La pensée de Philon se perpétua dans l’école théologique - le didascalée - fondée à la fin du IIe siècle et dont les maîtres les plus illustres furent Clément et Origène. Le théologien chrétien Clément d’Alexandrie (150-215) mit au service de sa foi une immense culture grecque et hébraïque « De même que la Loi, dit-il, a préparé les Juifs au Christ, la philosophie y a préparé les Grecs ». Son successeur Origène (185-254), interprétant l'Écriture dans un sens restrictif, professa l’ascétisme le plus strict ; ses thèses seront d’ailleurs condamnées par le concile de Constantinople en 553. Dans leur ensemble, les penseurs d’Alexandrie (mathématiciens, astronomes, philosophes) ont servi de relais dans la transmission à l’Occident des idéaux de la culture hellénistique.
- ALGÈBRE
(D’un nom arabe.) Généralisation de l’arithmétique, qui traite des relations et des fonctions en représentant les quantités (connues et inconnues) par des signes abstraits, en général alphabétiques. ♦ Au milieu du xixe siècle, le mathématicien anglais Boole (1815-1864) utilise l’expression algèbre de la logique pour désigner la mise en forme de la logique classique au moyen de symboles algébriques. Une telle transposition aboutit à transformer la logique d’Aristote en un « calcul des classes » (qui considère l’extension des concepts), et à l’élargir dans la mesure où tout raisonnement ne s’y ramène plus au syllogisme et où l’on applique à la pensée la théorie des probabilités.
- ALIÉNATION
♦ Initialement, ce terme juridique désigne la cession d’un bien à une autre personne. ♦ La philosophie du xviiie siècle en a généralisé le sens, pour évoquer la situation d’un homme qui dépend d’un ou de plusieurs autres. Ainsi Rousseau repère-t-il une aliénation négative, synonyme de socialisation mal faite (deuxième Discours) : c’est pour la remplacer, dans le Contrat social, par une aliénation féconde qui transforme l’indépendance naturelle de l’individu, limitée dans ses effets, en liberté civile ou politique grâce à laquelle le citoyen, totalement intégré dans le corps social, bénéficie d’une égalité et d’une sécurité réelles.

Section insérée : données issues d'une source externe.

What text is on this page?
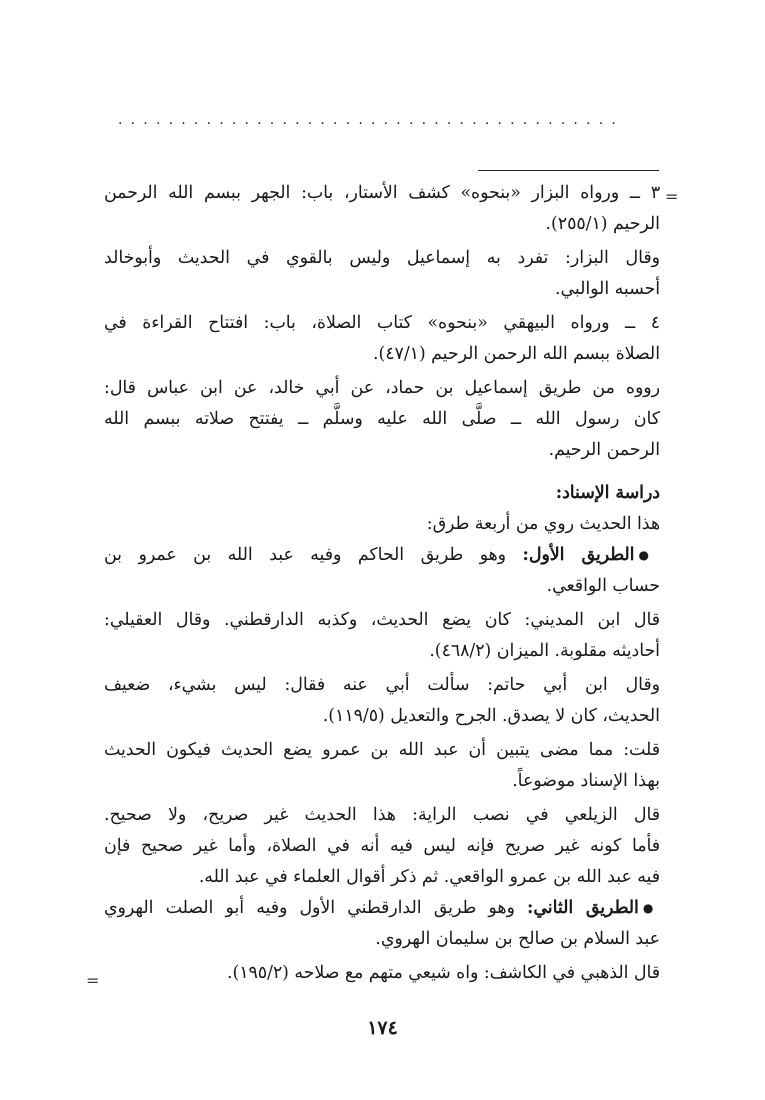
........................................
=
=
٣ ــ ورواه البزار «بنحوه» كشف الأستار، باب: الجهر ببسم الله الرحمن
الرحيم (٢٥٥/١).
وقال البزار: تفرد به إسماعيل وليس بالقوي في الحديث وأبوخالد
أحسبه الوالبي.
٤ ــ ورواه البيهقي «بنحوه» كتاب الصلاة، باب: افتتاح القراءة في
الصلاة ببسم الله الرحمن الرحيم (٤٧/١).
رووه من طريق إسماعيل بن حماد، عن أبي خالد، عن ابن عباس قال:
كان رسول الله ــ صلَّى الله عليه وسلَّم ــ يفتتح صلاته ببسم الله
الرحمن الرحيم.
دراسة الإسناد:
هذا الحديث روي من أربعة طرق:
●الطريق الأول: وهو طريق الحاكم وفيه عبد الله بن عمرو بن
حساب الواقعي.
قال ابن المديني: كان يضع الحديث، وكذبه الدارقطني. وقال العقيلي:
أحاديثه مقلوبة. الميزان (٤٦٨/٢).
وقال ابن أبي حاتم: سألت أبي عنه فقال: ليس بشيء، ضعيف
الحديث، كان لا يصدق. الجرح والتعديل (١١٩/٥).
قلت: مما مضى يتبين أن عبد الله بن عمرو يضع الحديث فيكون الحديث
بهذا الإسناد موضوعاً.
قال الزيلعي في نصب الراية: هذا الحديث غير صريح، ولا صحيح.
فأما كونه غير صريح فإنه ليس فيه أنه في الصلاة، وأما غير صحيح فإن
فيه عبد الله بن عمرو الواقعي. ثم ذكر أقوال العلماء في عبد الله.
●الطريق الثاني: وهو طريق الدارقطني الأول وفيه أبو الصلت الهروي
عبد السلام بن صالح بن سليمان الهروي.
قال الذهبي في الكاشف: واه شيعي متهم مع صلاحه (١٩٥/٢).
١٧٤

L’écho de ce double sens se retrouve dans la pensée de Hegel : l’aliénation y marque d’abord le malheur de la conscience séparée d’elle-même, pour être ensuite le mouvement nécessaire, à travers l’extériorité du monde objectif et les réalisations successives de l’art, de la religion et de la philosophie, de la reconquête de sa propre essence. ♦ Dans les textes de jeunesse de Marx, l’aliénation est radicalement économique et sociale : c’est parce que le prolétaire n’a pas d’autre bien que sa force de travail, que son labeur tombe sous la domination d’autrui ; il est alors séparé de son produit et « le travail aliéné (...) est mortification ». Religion, morale, politique ne seront que des répétitions de cette aliénation fondamentale, qui ne saurait disparaître que par la suppression de l’économie capitaliste, s’il est vrai que « pour nous, dans notre société, avec les formes d’échanges et la division du travail qui y régnent, il n’y a pas de rapport social - rapport avec l’autre - sans une certaine aliénation » (H. Lefebvre). ♦ La psychiatrie du xixe siècle évoquait volontiers une « aliénation mentale » - trouble profond du psychisme qui rend l’individu indifférent ou insupportable à la société où il vit - mais son repérage était beaucoup plus judiciaire que médical. La réflexion qu’a développée l’antipsychiatrie sur la « folie » tend en revanche à montrer que, pour penser à fond l’aliénation, on ne devrait pas séparer arbitrairement ses dimensions mentale et sociopolitique.